Perry’s biogas SACPA presentation encouraging
All SACPA sessions have been postponed until further notice, including the presentation scheduled on March 19, where Chris Perry, President and CEO of Perry Family Farm, CKP Limited, and GrowTec, was going to present the topic Sustainable Farming: What role can Biogas Production Play in Reducing CO2 Emissions?
“Biogas production is basically an industrial stomach that digests organic waste including manure, landfill diverted organics, food processing organic waste,” Perry says. “All this releases methane, which is the fuel part of biogas. Due to the nature of farming, and animal manure, biogas production can be a great value add to sustainable farming in the right demographic.”

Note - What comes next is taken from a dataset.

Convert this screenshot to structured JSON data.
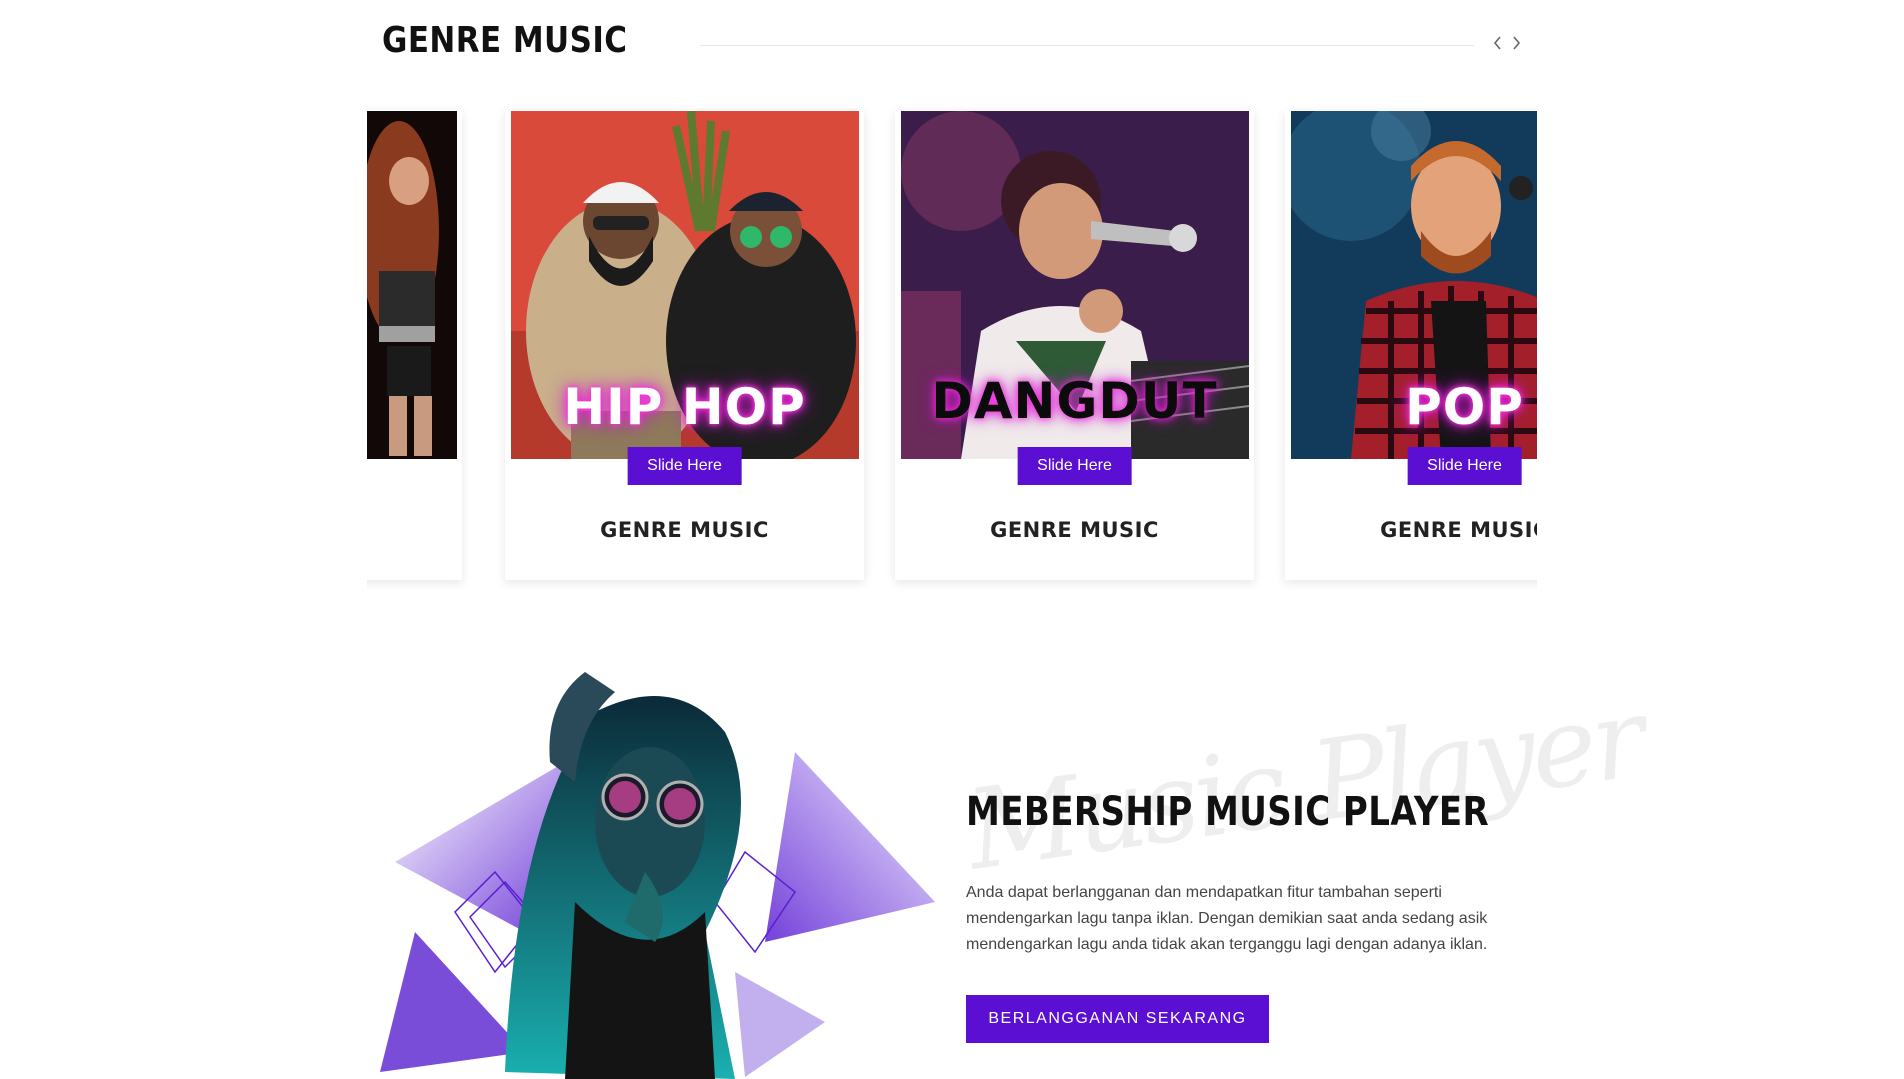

Perry stated that during the SACPA presentation, he was going to discuss the benefits of On-Farm Biogas in Alberta and the huge opportunity at a replicable scale to incorporate this technology. Perry says he was also going to approach the topic of being real about the challenge of overcoming regulatory cost and address the timely process this takes to happen.
Perry says that biogas production interests him because his family farm, the Perry Family Farms, is a 5000-acre irrigated farm that stores up to 30,000 ton of spuds every year. Biogas Production, Perry says, fits in with the vision of Perry Family Farm: to Grow, Live, and Be the Change.

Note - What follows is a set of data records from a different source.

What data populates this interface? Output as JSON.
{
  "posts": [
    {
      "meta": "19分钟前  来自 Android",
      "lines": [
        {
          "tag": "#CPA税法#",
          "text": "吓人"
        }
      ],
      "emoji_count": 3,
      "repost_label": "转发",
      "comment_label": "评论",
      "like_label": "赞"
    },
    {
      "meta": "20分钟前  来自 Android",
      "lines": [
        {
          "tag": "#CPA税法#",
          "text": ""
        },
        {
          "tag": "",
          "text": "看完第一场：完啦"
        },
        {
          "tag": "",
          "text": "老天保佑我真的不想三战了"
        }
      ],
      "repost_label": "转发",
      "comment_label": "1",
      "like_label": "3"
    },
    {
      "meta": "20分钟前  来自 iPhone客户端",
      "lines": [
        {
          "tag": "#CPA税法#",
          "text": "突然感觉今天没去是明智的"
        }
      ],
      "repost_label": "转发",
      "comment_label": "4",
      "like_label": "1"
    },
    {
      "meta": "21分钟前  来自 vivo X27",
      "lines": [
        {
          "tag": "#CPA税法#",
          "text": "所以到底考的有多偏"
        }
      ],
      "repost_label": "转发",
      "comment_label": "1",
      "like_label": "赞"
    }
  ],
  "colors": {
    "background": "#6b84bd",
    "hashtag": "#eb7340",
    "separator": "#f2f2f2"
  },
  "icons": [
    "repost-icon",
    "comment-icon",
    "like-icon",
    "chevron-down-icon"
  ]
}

Growing, Perry states, involving educating selves and crew about the best technology and practice they can incorporate on their farm. Perry says that to ‘Live’ includes investing, incorporation, and putting into place the best practices and technology and to not just talk about it. Perry states that Being the Change involves sharing learning and networking with like-minded individuals and companies to grow the circle of sustainable, resilient agriculture stewardship.
“We use a large amount of resources to do this while helping feed the people,” Perry says. “I feel an obligation to do what we can to be the best resource stewards we can as ag producers and building a biogas plant to offset our electricity use was a super fit for us.”
Perry says that operationally, Perry Family Farm is very happy, and the BioProducer Program has helped in the achievement of a breakeven project over the past four years, Unfortunately, Perry says, the program ends at the end of this month and the farms will end up losing money every month operating this facility unless the market for electricity or natural gas changes.
“There currently is hope that British Columbia is looking to purchase renewable natural gas (includes biogas) to fulfill their mandate to “green” their gas grid,” Perry says. “We sincerely hope to be a part of this in the future, or better yet, Alberta adopts a similar policy.”
Perry states that the single project creates over 4500 CO2e tonnes of offsets which are sold each year through the Alberta Carbon offset registry. This amount does not include diverting the methane released from manure into a biogas system, which would nearly double this number.
“Biogas production would ultimately be great for the GHG reduction and sustainable perception in agriculture,” Perry says. “The economics depend on the political environment of the jurisdiction. If there is a political will to support all the multiple benefits of Biogas, and this value is recognized monetarily then it can have a very positive impact on the ag industry, especially in area like Alberta and the prairie which have substantial livestock production.”
Currently, Perry says that the recognition and partnering of progressive customers like Frito Lay is a soft benefit that the business values and hopes to carry and even build going forward. Educating the public on the benefits of biogas, and the political will to add true value to biogas would enable the agriculture society to utilize biogas, Perry says.
Perry also emphasizes that there are significant opportunities to build out biogas based distributed generation project across rural Alberta in the agriculture sector with access to manure sources and organic waste diversion from Landfill.
Organic waste generated by over 3,000 food and beverage processing facilities, grocery stores, catering operations etc. located throughout Alberta, primarily Edmonton, Red Deer, Calgary, Lethbridge and other large centers. Distributed biogas facilities throughout the province could utilize these organics and return the value nutrient back to the land, save landfill space and contribute to the province’s CLP objectives.
“Biogas is not a new technology; there are over 8000 similar sized plants as ours in Europe,” Perry says. “Our real opportunity is capitalizing on the manure sources across the prairies. Let use renewable resources when it makes sense to do so.”